AB336 would change state procurement preference rules so that a service‑connected disabled Nevada veteran business preference can stack with Nevada-based business preference rather than being canceled out; sponsors said the change corrects an administrative anomaly and carries no fiscal impact to state purchasing operations.

Homa Sayar, formerly general counsel for the State Purchasing Division, presented Assembly Bill 336 to address how preference points and preferences are applied in state procurements. The bill came to Ways and Means after interim committee work and aims to make two changes: allow a preference for service‑connected disabled Nevada veterans to stack with the existing Nevada-based business preference, and to repeal the "inverse preference" that can penalize Nevada businesses bidding out of state.

"Everything in chapter 333 applies to using agencies," Sayar said. "These are purchases run by state agencies at lower dollar levels, as well as central purchasing, and these preferences create an administrative burden when applied inconsistently."
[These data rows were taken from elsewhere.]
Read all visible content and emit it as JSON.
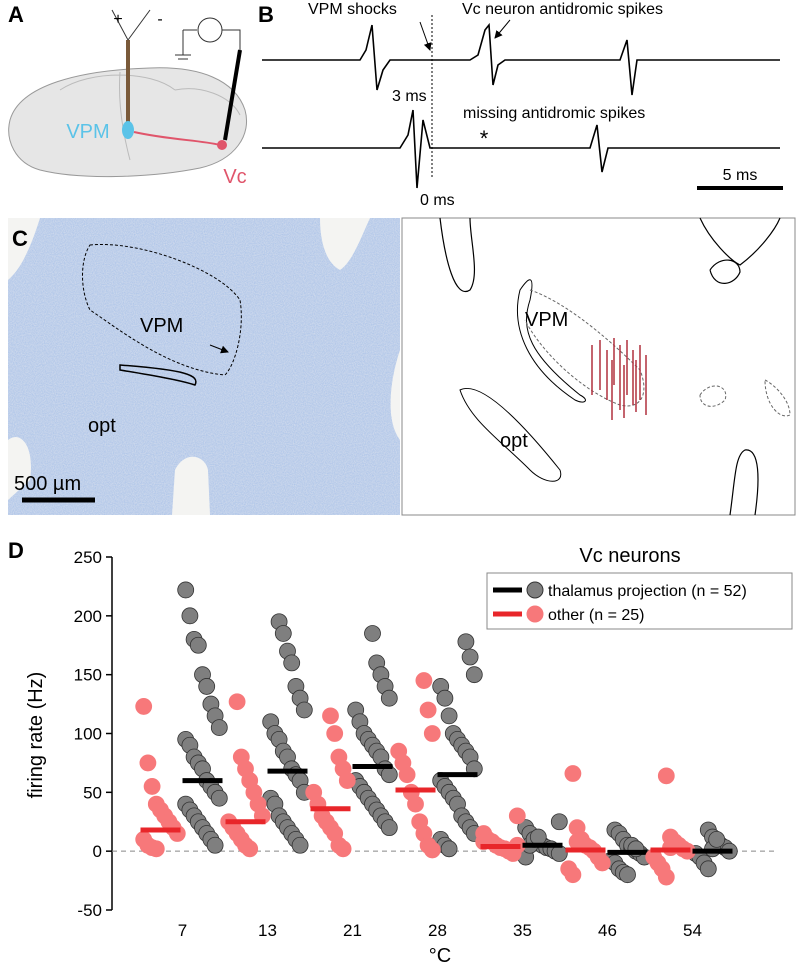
{
  "panel_a": {
    "label": "A",
    "plus": "+",
    "minus": "-",
    "region": "VPM",
    "target": "Vc"
  },
  "panel_b": {
    "label": "B",
    "stim_label": "VPM shocks",
    "spike_label": "Vc neuron antidromic spikes",
    "delay": "3 ms",
    "missing_label": "missing antidromic spikes",
    "asterisk": "*",
    "zero": "0 ms",
    "scale": "5 ms"
  },
  "panel_c": {
    "label": "C",
    "region_left": "VPM",
    "tract_left": "opt",
    "scale": "500 µm",
    "region_right": "VPM",
    "tract_right": "opt"
  },
  "chart_data": {
    "type": "strip",
    "panel_label": "D",
    "title": "Vc neurons",
    "ylabel": "firing rate (Hz)",
    "xlabel": "°C",
    "categories": [
      "7",
      "13",
      "21",
      "28",
      "35",
      "46",
      "54"
    ],
    "ylim": [
      -50,
      250
    ],
    "yticks": [
      -50,
      0,
      50,
      100,
      150,
      200,
      250
    ],
    "zero_line": true,
    "legend": "upper right",
    "series": [
      {
        "name": "thalamus projection (n = 52)",
        "color": "#000000",
        "marker_color": "#7f7f7f",
        "means": [
          60,
          68,
          72,
          65,
          5,
          -1,
          0
        ],
        "points": [
          [
            222,
            200,
            180,
            175,
            150,
            140,
            125,
            115,
            105,
            95,
            90,
            80,
            75,
            70,
            60,
            55,
            50,
            45,
            40,
            35,
            30,
            25,
            20,
            15,
            10,
            5
          ],
          [
            195,
            185,
            170,
            160,
            140,
            130,
            120,
            110,
            100,
            95,
            85,
            80,
            70,
            65,
            60,
            50,
            45,
            40,
            30,
            25,
            20,
            15,
            10,
            5
          ],
          [
            185,
            160,
            150,
            140,
            130,
            120,
            110,
            100,
            95,
            90,
            85,
            80,
            70,
            65,
            60,
            55,
            50,
            45,
            40,
            35,
            30,
            25,
            20
          ],
          [
            178,
            165,
            150,
            140,
            130,
            115,
            100,
            95,
            90,
            85,
            80,
            70,
            60,
            55,
            50,
            45,
            40,
            30,
            25,
            20,
            15,
            10,
            5,
            2
          ],
          [
            25,
            20,
            15,
            10,
            8,
            5,
            3,
            2,
            0,
            -2,
            -5,
            5,
            10,
            12
          ],
          [
            18,
            15,
            10,
            5,
            3,
            0,
            -2,
            -5,
            -8,
            -10,
            -15,
            -18,
            -20,
            5,
            2
          ],
          [
            18,
            12,
            8,
            5,
            3,
            0,
            -2,
            -5,
            -10,
            -15,
            2,
            10
          ]
        ]
      },
      {
        "name": "other (n = 25)",
        "color": "#e8262a",
        "marker_color": "#f7787a",
        "means": [
          18,
          25,
          36,
          52,
          4,
          1,
          1
        ],
        "points": [
          [
            123,
            75,
            55,
            40,
            35,
            30,
            25,
            20,
            15,
            10,
            5,
            3,
            2
          ],
          [
            127,
            80,
            70,
            60,
            50,
            40,
            30,
            25,
            20,
            15,
            10,
            5,
            2
          ],
          [
            115,
            100,
            80,
            70,
            60,
            50,
            40,
            30,
            25,
            20,
            15,
            5,
            2
          ],
          [
            145,
            120,
            100,
            85,
            75,
            65,
            50,
            40,
            25,
            15,
            5,
            1
          ],
          [
            30,
            15,
            10,
            8,
            5,
            3,
            2,
            0,
            -2,
            5,
            8
          ],
          [
            66,
            20,
            10,
            5,
            3,
            0,
            -5,
            -10,
            -15,
            -20,
            8
          ],
          [
            64,
            12,
            8,
            5,
            2,
            0,
            -5,
            -10,
            -15,
            -22,
            3
          ]
        ]
      }
    ]
  }
}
Why it matters: Proponents told the committee the bill corrects a mismatch that effectively cancels veterans’ preference when the Nevada-based business preference also applies, and that the inverse preference creates extra work when Nevada businesses bid on contracts elsewhere.

Fiscal and stakeholder context Former State Purchasing administrator Gideon Davis provided a fiscal note of $0 for the bill. Sayar and stakeholder witnesses, including the United Veterans Legislative Council, argued the measure could simplify procurement administration and support veteran‑owned Nevada businesses.

Public testimony Andrew Lapelbert, chairman of the United Veterans Legislative Council for Nevada, testified in support and described the change as "the right thing to do" to correct gaps and to honor veteran-owned enterprises.

Ending: The committee received supportive testimony and no agency fiscal objection; the bill was presented to the committee as a non‑fiscal statutory cleanup with policy and administrative impacts. It will proceed through committee scheduling for further consideration.